CHRONIQUE
Réminiscences
Non. Je n'ai pas été malade. Pas au point de ne pas rédiger mon blog, en tout cas. J'ai simplement décidé de dormir. Dormir c'est tomber pendant trois à cinq heures dans la torpeur des anesthésiques. Pendant ces heures, une douleur agaçante ne me laisse pas de répit, ce qui fait que bien souvent mes yeux se ferment pendant mes consultations. Mon esprit est alerte, je suis tout ouïe mais mes paupières sont closes. J'en avertis évidemment mes clients qui sont ravis, car enfin, ils peuvent s'exprimer librement! En effet j'ai également du mal à parler.

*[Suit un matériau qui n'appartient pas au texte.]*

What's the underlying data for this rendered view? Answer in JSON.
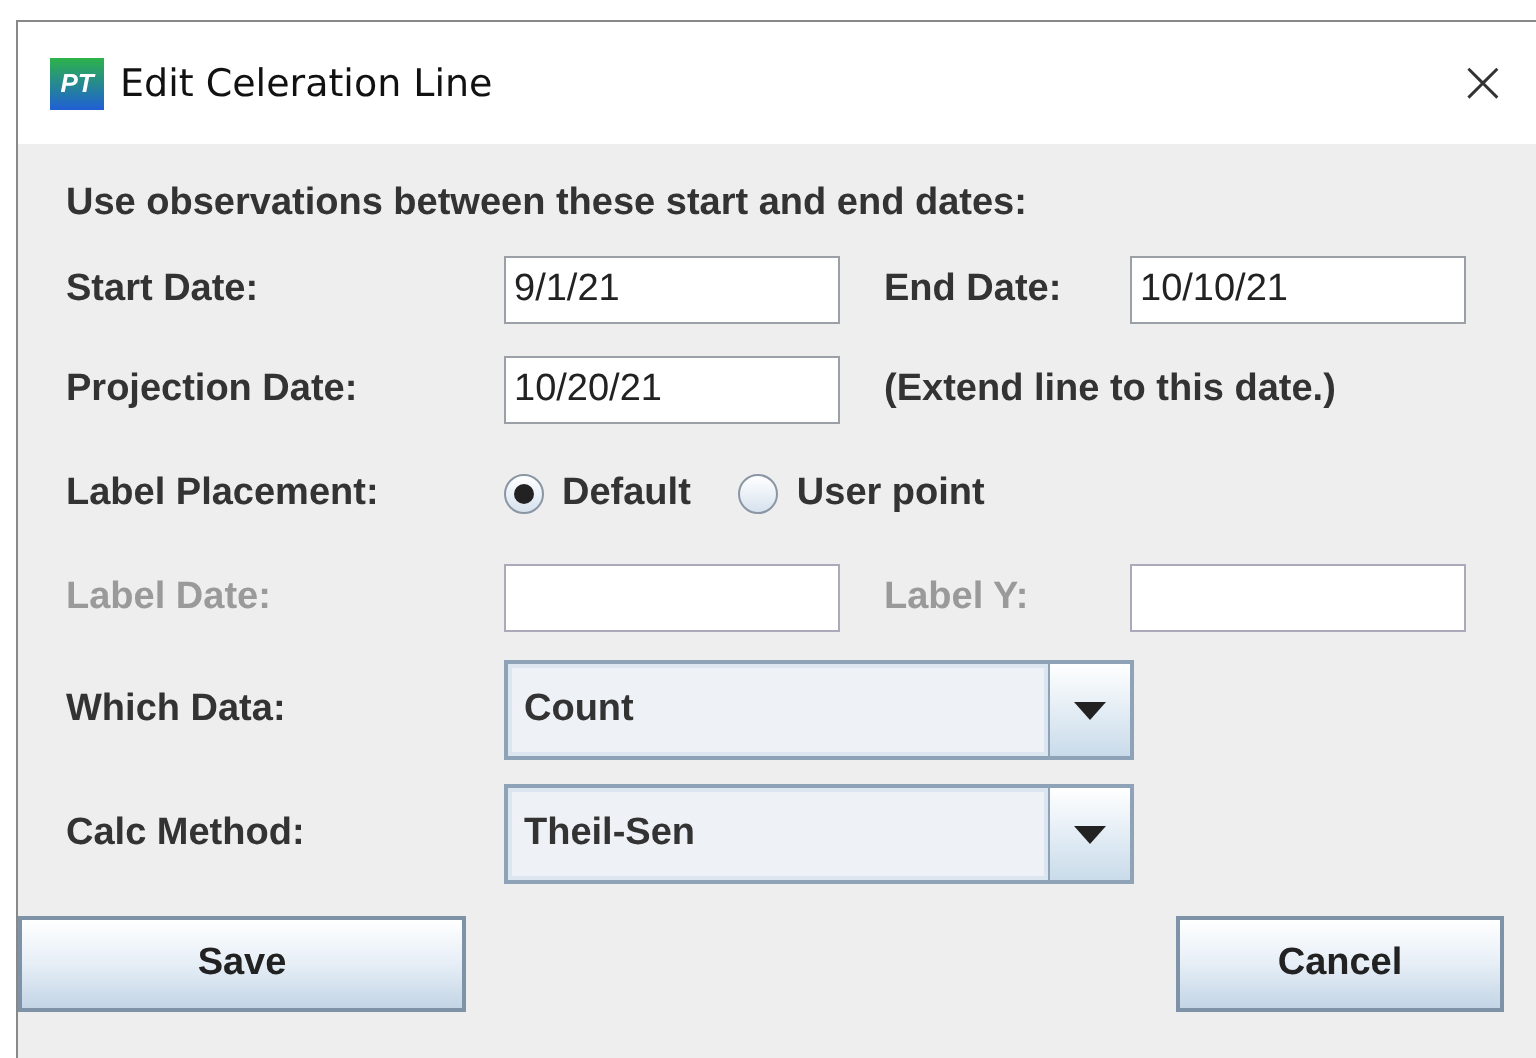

Une des raisons de mon absence du blog a été également la mise au point des dix départements de la deuxième fondation. Si elle voit le jour, ce sera la plus haute densité d'information publiée, monnaies comprises. Je dis densité et non contenu ou richesse. Toute la centaine de pièces récoltées ou prévues au programme, se trouvent certes dans la plupart des grandes bibliothèques publiques ou des prestigieuses fondations comme Getty à Malibu. Mais elles sont noyées dans une bonne centaine... de mille livres de qualité comparable ou supérieure. Tirer un enseignement synthétique d'un tel océan, est pratiquement impossible, outre la difficulté d'accès aux pièces.

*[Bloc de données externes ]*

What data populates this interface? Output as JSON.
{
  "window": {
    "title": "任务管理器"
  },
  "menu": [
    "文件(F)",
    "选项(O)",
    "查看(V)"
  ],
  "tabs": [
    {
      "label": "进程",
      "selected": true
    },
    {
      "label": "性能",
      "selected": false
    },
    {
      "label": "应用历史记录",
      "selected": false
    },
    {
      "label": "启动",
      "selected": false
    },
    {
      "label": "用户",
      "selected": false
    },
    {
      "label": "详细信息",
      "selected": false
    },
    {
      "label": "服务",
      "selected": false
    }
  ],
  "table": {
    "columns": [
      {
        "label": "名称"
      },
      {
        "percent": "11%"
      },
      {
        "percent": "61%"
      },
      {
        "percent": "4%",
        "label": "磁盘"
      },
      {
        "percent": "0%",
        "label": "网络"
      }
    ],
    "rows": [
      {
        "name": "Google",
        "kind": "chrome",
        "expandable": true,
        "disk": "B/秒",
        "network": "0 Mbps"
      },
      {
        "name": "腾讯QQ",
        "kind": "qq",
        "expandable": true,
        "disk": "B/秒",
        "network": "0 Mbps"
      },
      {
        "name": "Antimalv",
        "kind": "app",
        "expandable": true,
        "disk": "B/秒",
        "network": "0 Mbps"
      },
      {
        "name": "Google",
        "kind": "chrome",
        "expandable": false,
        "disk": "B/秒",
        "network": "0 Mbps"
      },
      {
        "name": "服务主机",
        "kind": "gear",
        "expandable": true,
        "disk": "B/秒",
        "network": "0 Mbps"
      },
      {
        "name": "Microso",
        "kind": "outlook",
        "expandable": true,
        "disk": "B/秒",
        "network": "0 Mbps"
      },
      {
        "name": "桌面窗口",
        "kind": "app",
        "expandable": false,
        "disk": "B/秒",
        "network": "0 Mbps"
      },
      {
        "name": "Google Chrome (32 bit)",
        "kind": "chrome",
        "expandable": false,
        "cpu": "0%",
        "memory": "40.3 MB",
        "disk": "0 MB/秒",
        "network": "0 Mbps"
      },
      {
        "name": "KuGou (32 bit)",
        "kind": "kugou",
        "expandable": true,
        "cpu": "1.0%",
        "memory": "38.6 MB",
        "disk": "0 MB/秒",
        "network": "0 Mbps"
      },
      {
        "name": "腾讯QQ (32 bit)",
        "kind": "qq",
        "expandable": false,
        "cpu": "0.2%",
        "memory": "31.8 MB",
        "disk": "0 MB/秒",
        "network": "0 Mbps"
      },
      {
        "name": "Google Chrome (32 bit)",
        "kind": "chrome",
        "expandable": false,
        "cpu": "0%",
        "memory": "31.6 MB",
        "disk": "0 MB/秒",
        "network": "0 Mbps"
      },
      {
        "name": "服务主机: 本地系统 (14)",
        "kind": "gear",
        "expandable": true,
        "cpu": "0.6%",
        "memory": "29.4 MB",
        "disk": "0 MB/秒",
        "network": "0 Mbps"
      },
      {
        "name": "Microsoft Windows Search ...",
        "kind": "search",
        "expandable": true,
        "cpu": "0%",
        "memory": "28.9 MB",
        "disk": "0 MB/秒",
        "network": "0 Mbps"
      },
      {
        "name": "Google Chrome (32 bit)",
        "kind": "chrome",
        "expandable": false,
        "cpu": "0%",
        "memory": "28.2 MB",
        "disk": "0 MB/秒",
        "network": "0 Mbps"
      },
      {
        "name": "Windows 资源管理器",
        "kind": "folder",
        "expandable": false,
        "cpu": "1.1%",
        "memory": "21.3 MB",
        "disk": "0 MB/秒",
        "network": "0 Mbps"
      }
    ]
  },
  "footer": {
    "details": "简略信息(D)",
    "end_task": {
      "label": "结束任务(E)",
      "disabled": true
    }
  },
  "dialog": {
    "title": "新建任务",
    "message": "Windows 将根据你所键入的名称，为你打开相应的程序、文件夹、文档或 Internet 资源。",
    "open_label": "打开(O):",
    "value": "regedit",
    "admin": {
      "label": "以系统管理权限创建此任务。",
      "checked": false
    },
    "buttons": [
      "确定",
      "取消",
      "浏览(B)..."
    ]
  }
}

Cette lisibilité est améliorée par la présentation hautement structurée qui dégage des groupements qui parlent à tous : grands voyages, découvertes scientifiques, image de l'homme sur lui-même.

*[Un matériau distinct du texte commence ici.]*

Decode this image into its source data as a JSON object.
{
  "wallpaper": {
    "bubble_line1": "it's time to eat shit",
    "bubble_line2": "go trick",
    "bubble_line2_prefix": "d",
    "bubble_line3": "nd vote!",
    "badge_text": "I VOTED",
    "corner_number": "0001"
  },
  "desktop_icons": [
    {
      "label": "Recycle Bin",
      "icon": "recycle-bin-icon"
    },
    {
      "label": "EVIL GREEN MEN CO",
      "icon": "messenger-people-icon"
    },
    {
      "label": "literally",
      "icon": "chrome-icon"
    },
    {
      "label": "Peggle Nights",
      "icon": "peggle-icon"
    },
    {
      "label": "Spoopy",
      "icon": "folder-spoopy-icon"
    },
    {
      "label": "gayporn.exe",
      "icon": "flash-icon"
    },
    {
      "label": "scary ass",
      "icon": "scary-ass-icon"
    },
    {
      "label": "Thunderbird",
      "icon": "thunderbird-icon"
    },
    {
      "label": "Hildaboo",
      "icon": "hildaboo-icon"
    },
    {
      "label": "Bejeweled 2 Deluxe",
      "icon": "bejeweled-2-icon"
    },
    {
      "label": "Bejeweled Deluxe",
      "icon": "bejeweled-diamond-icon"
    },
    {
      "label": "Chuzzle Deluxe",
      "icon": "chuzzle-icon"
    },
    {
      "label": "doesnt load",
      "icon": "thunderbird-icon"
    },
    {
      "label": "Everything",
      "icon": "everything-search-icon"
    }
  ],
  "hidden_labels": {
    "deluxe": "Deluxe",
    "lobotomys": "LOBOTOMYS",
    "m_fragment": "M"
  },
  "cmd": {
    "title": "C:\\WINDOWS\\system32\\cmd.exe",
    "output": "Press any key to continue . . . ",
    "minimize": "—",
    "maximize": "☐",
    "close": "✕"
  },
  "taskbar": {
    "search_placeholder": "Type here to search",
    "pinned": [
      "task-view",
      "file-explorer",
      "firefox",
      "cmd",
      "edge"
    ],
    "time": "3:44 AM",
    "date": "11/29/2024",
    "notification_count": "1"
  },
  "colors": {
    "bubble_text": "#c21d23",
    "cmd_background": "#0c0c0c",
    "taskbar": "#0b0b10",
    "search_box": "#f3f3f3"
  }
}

Chacun des regroupements ou "départements" présentent leur contenu d'une manière dynamique, chronologique, qui fait ressortir l'évolution des idées et de la pensée humaine au travers de ses médias. Ainsi l'héliocentrisme succède à Ptolémée qui pensait que la terre était plate et le centre de l'univers, vision conforme à la bible qui dit que Dieu arrêta à Jericho la course du soleil pôur protéger les juifs. Galilée, dont nous avons un des trois exemplaires dédicacés de la popularisation de Copernic dut abjurer ses idées pour ne pas subir le sort de Giordano Bruno, brûlé vif.
J'ai beaucoup de mal à compléter mon travail, tant la matière devient foisonnante (l'évolution de la litterature et de la poésie, que choisir?).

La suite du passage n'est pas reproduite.